17.16. Assignment 3#

Instructions: This problem set should be done individually.

Answer each question in the designated space below.

After you are done, save and upload in blackboard.

Please check that you are submitting the correct file. One way to avoid mistakes is to save it with a different name.

17.17. Write your name and simon email#

Please write names below

  • [Name]:

  • [email]:

17.18. Discussion Forum Assignment#

Click on the “Market Efficiency” link in the discussion forum assignment

https://edstem.org/us/courses/30665/discussion/1972568

17.19. Exercises#

Exercise 1.

Start by importing pandas and loading the data set.

The dataset has address https://raw.githubusercontent.com/amoreira2/Lectures/main/assets/data/CAhousing.csv

Name housing this dataset, then print print(housing).

import pandas as pd
import numpy as np
# import data here

Exercise 2.

Print the first 5 rows of the dataframe.

Hint: use head

# your code here

Exercise 3.

Write a Pandas program to find the number of rows and columns and data type of each column of housing DataFrame.

print("Number of rows and columns:")
# your code here
print("\nData type of each column:")
# your code here

Exercise 4.

Write a Pandas program to combine longitude and latitude into one new column.
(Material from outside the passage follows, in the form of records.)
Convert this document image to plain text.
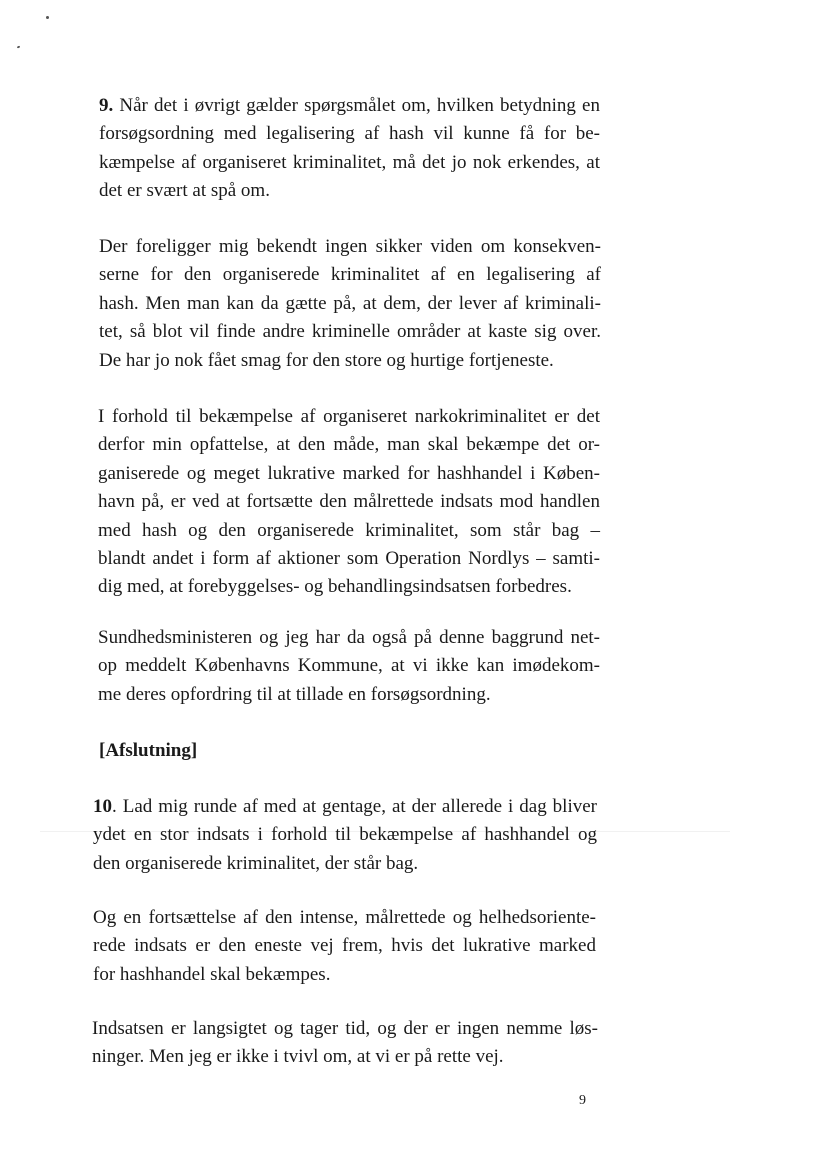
9. Når det i øvrigt gælder spørgsmålet om, hvilken betydning en
forsøgsordning med legalisering af hash vil kunne få for be-
kæmpelse af organiseret kriminalitet, må det jo nok erkendes, at
det er svært at spå om.
Der foreligger mig bekendt ingen sikker viden om konsekven-
serne for den organiserede kriminalitet af en legalisering af
hash. Men man kan da gætte på, at dem, der lever af kriminali-
tet, så blot vil finde andre kriminelle områder at kaste sig over.
De har jo nok fået smag for den store og hurtige fortjeneste.
I forhold til bekæmpelse af organiseret narkokriminalitet er det
derfor min opfattelse, at den måde, man skal bekæmpe det or-
ganiserede og meget lukrative marked for hashhandel i Køben-
havn på, er ved at fortsætte den målrettede indsats mod handlen
med hash og den organiserede kriminalitet, som står bag –
blandt andet i form af aktioner som Operation Nordlys – samti-
dig med, at forebyggelses- og behandlingsindsatsen forbedres.
Sundhedsministeren og jeg har da også på denne baggrund net-
op meddelt Københavns Kommune, at vi ikke kan imødekom-
me deres opfordring til at tillade en forsøgsordning.
[Afslutning]
10. Lad mig runde af med at gentage, at der allerede i dag bliver
ydet en stor indsats i forhold til bekæmpelse af hashhandel og
den organiserede kriminalitet, der står bag.
Og en fortsættelse af den intense, målrettede og helhedsoriente-
rede indsats er den eneste vej frem, hvis det lukrative marked
for hashhandel skal bekæmpes.
Indsatsen er langsigtet og tager tid, og der er ingen nemme løs-
ninger. Men jeg er ikke i tvivl om, at vi er på rette vej.
9
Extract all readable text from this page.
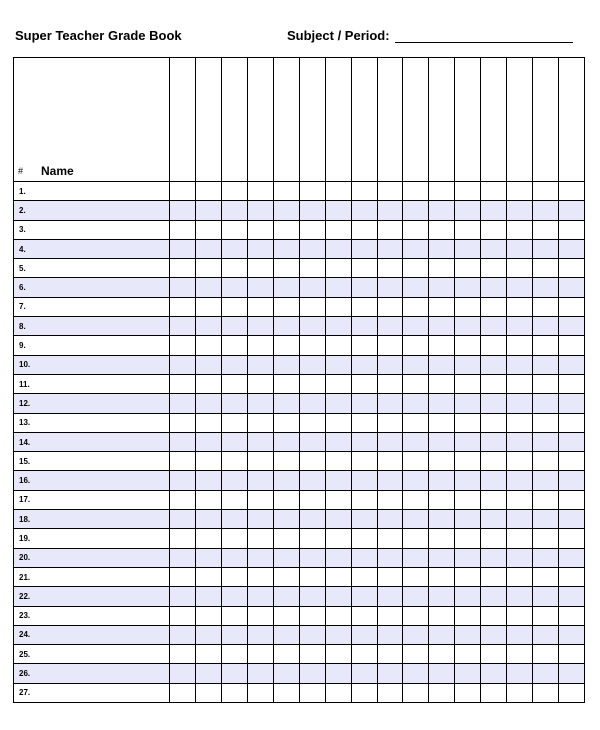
Super Teacher Grade Book	Subject / Period:
# Name																

1.																

2.																

3.																

4.																

5.																

6.																

7.																

8.																

9.																

10.																

11.																

12.																

13.																

14.																

15.																

16.																

17.																

18.																

19.																

20.																

21.																

22.																

23.																

24.																

25.																

26.																

27.																
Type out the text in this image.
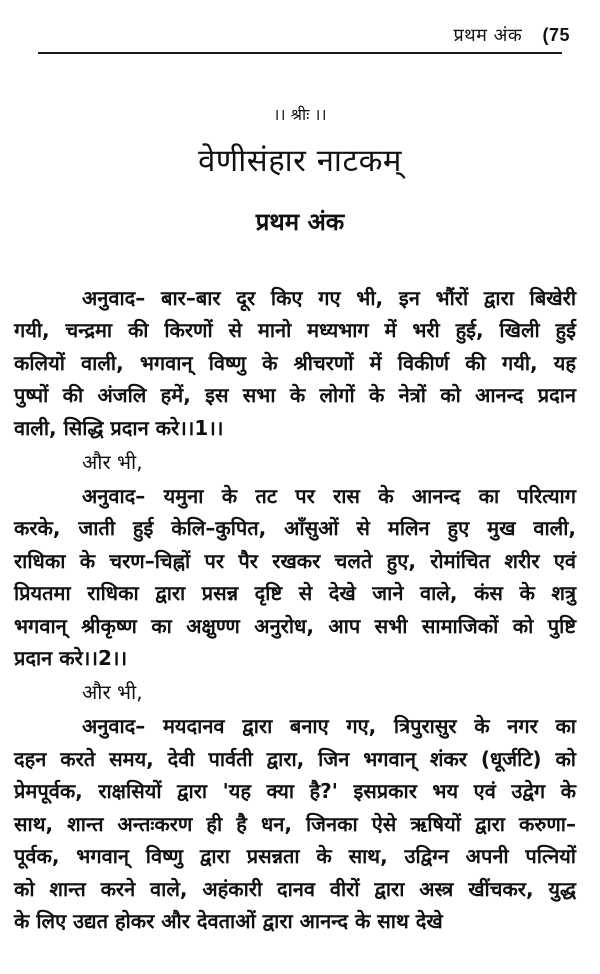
प्रथम अंक (75
।। श्रीः ।।
वेणीसंहार नाटकम्
प्रथम अंक
अनुवाद– बार–बार दूर किए गए भी, इन भौंरों द्वारा बिखेरी
गयी, चन्द्रमा की किरणों से मानो मध्यभाग में भरी हुई, खिली हुई
कलियों वाली, भगवान् विष्णु के श्रीचरणों में विकीर्ण की गयी, यह
पुष्पों की अंजलि हमें, इस सभा के लोगों के नेत्रों को आनन्द प्रदान
वाली, सिद्धि प्रदान करे।।1।।
और भी,
अनुवाद– यमुना के तट पर रास के आनन्द का परित्याग
करके, जाती हुई केलि–कुपित, आँसुओं से मलिन हुए मुख वाली,
राधिका के चरण–चिह्नों पर पैर रखकर चलते हुए, रोमांचित शरीर एवं
प्रियतमा राधिका द्वारा प्रसन्न दृष्टि से देखे जाने वाले, कंस के शत्रु
भगवान् श्रीकृष्ण का अक्षुण्ण अनुरोध, आप सभी सामाजिकों को पुष्टि
प्रदान करे।।2।।
और भी,
अनुवाद– मयदानव द्वारा बनाए गए, त्रिपुरासुर के नगर का
दहन करते समय, देवी पार्वती द्वारा, जिन भगवान् शंकर (धूर्जटि) को
प्रेमपूर्वक, राक्षसियों द्वारा 'यह क्या है?' इसप्रकार भय एवं उद्वेग के
साथ, शान्त अन्तःकरण ही है धन, जिनका ऐसे ऋषियों द्वारा करुणा–
पूर्वक, भगवान् विष्णु द्वारा प्रसन्नता के साथ, उद्विग्न अपनी पत्नियों
को शान्त करने वाले, अहंकारी दानव वीरों द्वारा अस्त्र खींचकर, युद्ध
के लिए उद्यत होकर और देवताओं द्वारा आनन्द के साथ देखे
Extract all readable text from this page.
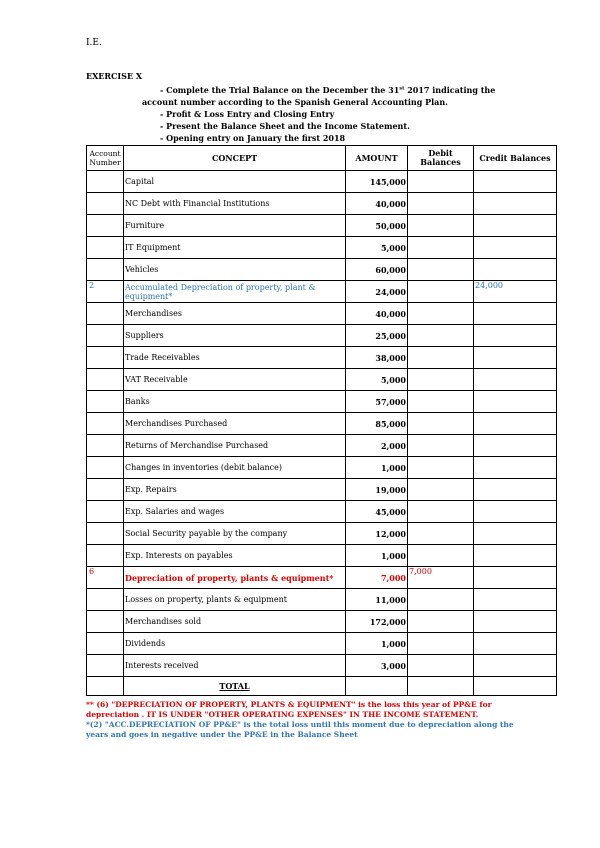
I.E.
EXERCISE X
- Complete the Trial Balance on the December the 31st 2017 indicating the
account number according to the Spanish General Accounting Plan.
- Profit & Loss Entry and Closing Entry
- Present the Balance Sheet and the Income Statement.
- Opening entry on January the first 2018
Account Number	CONCEPT	AMOUNT	Debit Balances	Credit Balances
	Capital	145,000		
	NC Debt with Financial Institutions	40,000		
	Furniture	50,000		
	IT Equipment	5,000		
	Vehicles	60,000		
2	Accumulated Depreciation of property, plant & equipment*	24,000		24,000
	Merchandises	40,000		
	Suppliers	25,000		
	Trade Receivables	38,000		
	VAT Receivable	5,000		
	Banks	57,000		
	Merchandises Purchased	85,000		
	Returns of Merchandise Purchased	2,000		
	Changes in inventories (debit balance)	1,000		
	Exp. Repairs	19,000		
	Exp. Salaries and wages	45,000		
	Social Security payable by the company	12,000		
	Exp. Interests on payables	1,000		
6	Depreciation of property, plants & equipment*	7,000	7,000	
	Losses on property, plants & equipment	11,000		
	Merchandises sold	172,000		
	Dividends	1,000		
	Interests received	3,000		
	TOTAL			
** (6) "DEPRECIATION OF PROPERTY, PLANTS & EQUIPMENT" is the loss this year of PP&E for depreciation . IT IS UNDER "OTHER OPERATING EXPENSES" IN THE INCOME STATEMENT.
*(2) "ACC.DEPRECIATION OF PP&E" is the total loss until this moment due to depreciation along the years and goes in negative under the PP&E in the Balance Sheet
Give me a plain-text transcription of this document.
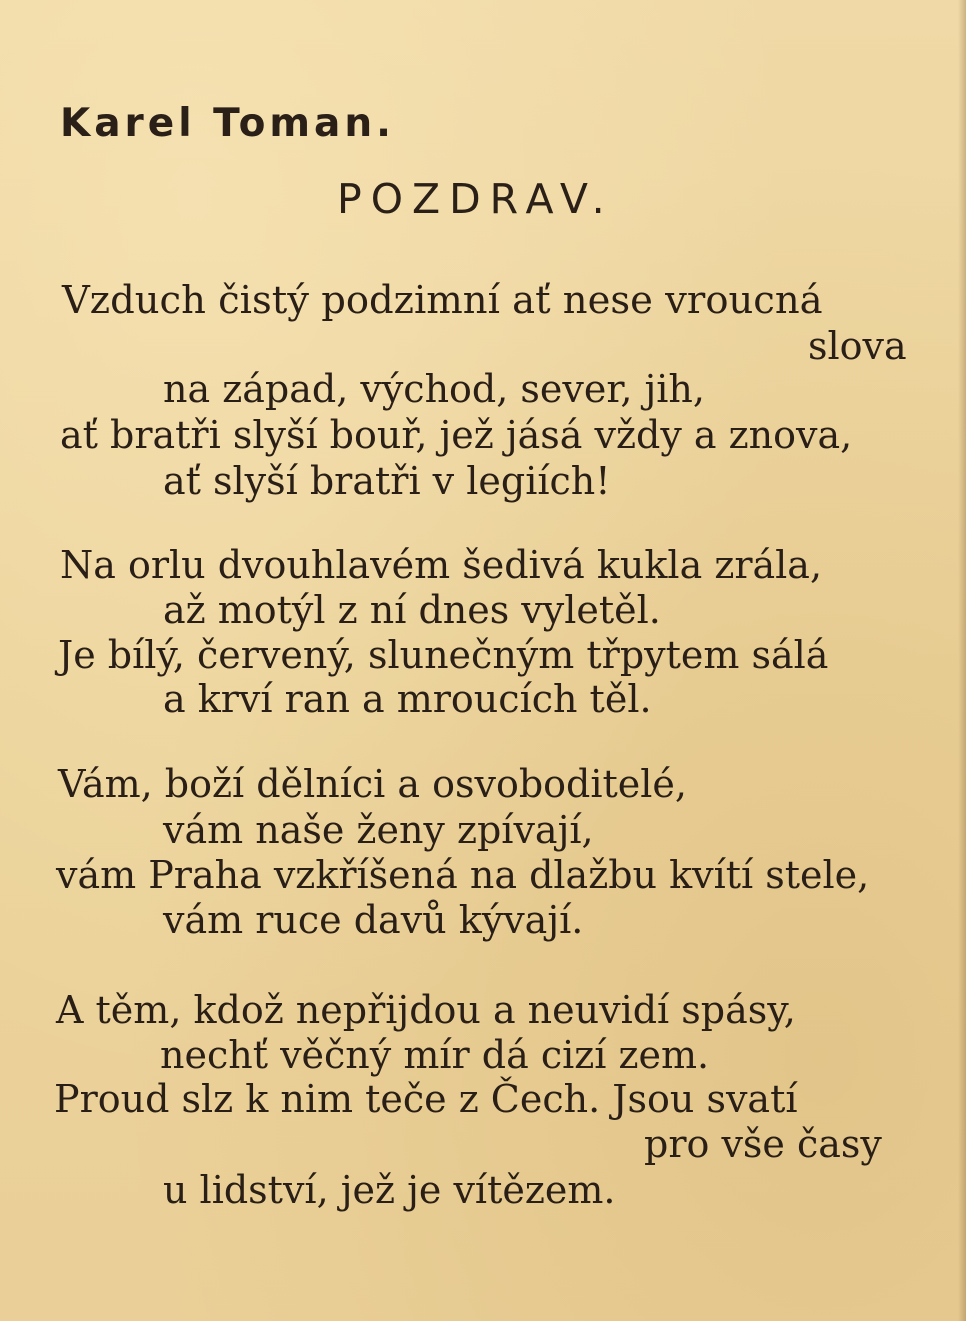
Karel Toman.
POZDRAV.

Vzduch čistý podzimní ať nese vroucná

slova

na západ, východ, sever, jih,

ať bratři slyší bouř, jež jásá vždy a znova,

ať slyší bratři v legiích!

Na orlu dvouhlavém šedivá kukla zrála,

až motýl z ní dnes vyletěl.

Je bílý, červený, slunečným třpytem sálá

a krví ran a mroucích těl.

Vám, boží dělníci a osvoboditelé,

vám naše ženy zpívají,

vám Praha vzkříšená na dlažbu kvítí stele,

vám ruce davů kývají.

A těm, kdož nepřijdou a neuvidí spásy,

nechť věčný mír dá cizí zem.

Proud slz k nim teče z Čech. Jsou svatí

pro vše časy

u lidství, jež je vítězem.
Name the new column ‘Coordinates’. Each value has the format of [longitude,latitude]. For example, the first row has the value of [-122.23,37.88].

# your code here

print(housing.head())

Exercise 5.

Write a Pandas program to set the column of population as the index of the DataFrame.

# your code here

print(housing.head())

Exercise 6.

Reimport the data to drop the changes in the preceding exercises.

# import data here

print(housing)

Exercise 7.

create a new column, call it “incomeLevel”, assign values using the following rule:

  • “Low” if medianIncome is at the bottom the 25th percentile

  • “Below Median” if medianIncome is above the 25th percentile but below the 50th percentile

  • “Above Median” if medianIncome is above the 50th percentile but below the 75th percentile

  • “High” if medianIncome is at the top 25th percentile

Hint: use quantile function

# your code here

print(housing)

Exercise 8.(hard)

Write a Pandas program and use groupby to calculate count, minimum, maximum for medianHouseValue for each category of incomeLevel

# your code here

Exercise 9.

Write a Pandas program to show the data where the incomeLevel is either ‘High’ or ‘Above Median’.

Hint: try using isin

# your code here

Exercise 10.

Write a Pandas program to read rows 0 through 2 (inclusive), columns ‘totalRooms’ and ‘totalBedrooms’ of the DataFrame.

# your code here

Exercise 11.

Write a Pandas program to create a histogram of the ‘households’ Series (distribution of a numerical variable) of the DataFrame.

# your code here

Exercise 12.

Write a Pandas program to get 5 randomly sampled rows from the DataFrame.

Hint: you will need sample.

# your code here

Exercise 13.

Write a Pandas program to show the data where populaiton>2500 and medianIncome>12.

# your code here

Exercise 14.

Write a Pandas program to display all column name of the DataFrame.

# your code here

Exercise 15.

Write a Pandas program to sort the data by the value of medianHouseValue in a descending order.

# your code here